In this paper, we first introduce the effect scattering has on the ranged gated signals. Next, we propose an underwater range-gated system that uses a fast CMOS camera chip together with a 532 nm solid-state laser integrated in a 7-liter housing. The use of a CMOS chip facilitates high frame rates while at the same time achieves high spatial and depth resolution at a potentially lower cost and system complexity compared to a system using a gated intensifier and a CCD camera chip. We present a peak determination algorithm that is robust to scattering, and a method to improve the depth resolution 18 times beyond the resolution of the range slicing. Lastly, we validate the range estimation model and discuss the results.

## 2. EFFECT OF SCATTERING ON RANGE-GATED SIGNALS

In a nonturbid environment that does not exhibit any light scattering, nor light attenuation other than the ${r}^{2}$ falloff with distance, the range from which the most number of photons (i.e., the highest peak of the signal) is reflected will be the best depth estimate. However, turbid environments may introduce other signal peaks, due to forward and backward scatter. An example is shown in Fig. 1, where we show a response trace for a pixel using the proposed range-gated system. Seven identical targets are placed at different distances from the camera. The albedo properties of five regions of the target (top to bottom) are approximately 10%, 75%, 50%, 25%, and 90%. The blue trace shows the intensity recorded at the location of the turquoise square for different gating distances. The object at the location of the turquoise square is at a range of 7 m from the camera, while the object to the right of the turquoise square is found at a range of 3.2 m. In the proposed range-gated system, an image gated at 2 m contains all photons that are reflected off objects in the range $[2\text{\hspace{0.17em}}\mathrm{m},\infty ]$, hence the cumulative form of the blue trace. This is formalized in Eq. (1). The (negative) derivative of this cumulative blue trace (shown in dashed red) is proportional to the number of photons that were collected on the chip from a specific distance.

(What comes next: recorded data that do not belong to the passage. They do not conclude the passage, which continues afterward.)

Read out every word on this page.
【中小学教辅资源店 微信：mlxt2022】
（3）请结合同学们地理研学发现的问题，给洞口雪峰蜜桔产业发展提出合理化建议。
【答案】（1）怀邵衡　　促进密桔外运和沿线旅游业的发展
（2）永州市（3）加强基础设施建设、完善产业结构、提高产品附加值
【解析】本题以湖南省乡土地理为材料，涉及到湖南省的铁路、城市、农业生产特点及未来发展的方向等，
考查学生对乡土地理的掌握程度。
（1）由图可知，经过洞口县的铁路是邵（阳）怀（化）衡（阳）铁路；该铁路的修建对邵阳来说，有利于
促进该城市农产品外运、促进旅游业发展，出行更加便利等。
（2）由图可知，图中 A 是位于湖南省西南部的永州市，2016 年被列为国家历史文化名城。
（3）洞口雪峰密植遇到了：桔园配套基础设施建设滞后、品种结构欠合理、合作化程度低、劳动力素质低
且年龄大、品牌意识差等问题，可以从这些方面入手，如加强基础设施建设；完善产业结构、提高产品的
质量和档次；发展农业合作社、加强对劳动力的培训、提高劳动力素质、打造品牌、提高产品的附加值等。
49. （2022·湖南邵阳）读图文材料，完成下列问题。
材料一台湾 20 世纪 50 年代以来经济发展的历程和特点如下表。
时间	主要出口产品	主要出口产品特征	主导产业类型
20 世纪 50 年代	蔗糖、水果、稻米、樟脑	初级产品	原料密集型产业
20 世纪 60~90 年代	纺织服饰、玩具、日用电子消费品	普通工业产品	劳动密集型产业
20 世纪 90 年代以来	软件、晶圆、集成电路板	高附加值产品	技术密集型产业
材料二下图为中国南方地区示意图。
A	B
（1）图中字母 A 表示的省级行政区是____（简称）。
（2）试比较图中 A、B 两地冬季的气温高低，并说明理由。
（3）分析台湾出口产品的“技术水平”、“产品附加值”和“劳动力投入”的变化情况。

The derivative trace exhibits a peak in signal at 7 m due to the target, at 3.2 m due to forward scatter from the target on the right of the marker, and a continuous rise in signal from 2 m to 0 m due to backscatter from particles close to the camera. Furthermore, notice that the forward scatter peak at 3.2 m of the derivative signal is higher than the peak caused by the target at 7 m due to the attenuation of the signal with distance.

## 3. MATERIAL AND METHODS

In this section, we first present the hardware and the sequencer, which constitutes the range-gated system. Next, we describe our approach to range-gated depth estimation, an approach to achieve super-resolution, and the FPGA implementation of the algorithms to facilitate real-time depth calculations. The performance of an underwater 3D camera is dependent on the water quality/attenuation. In the Appendix, we describe the system we developed for measuring water attenuation.

#### A. System Overview

The range-gated system consists of a camera from ODOS imaging and a laser from Bright Solutions. Figure 2 shows images of the housing and camera internals. The housing has a diameter of 155 mm and a length of 370 mm, which constitutes approximately 7 liters.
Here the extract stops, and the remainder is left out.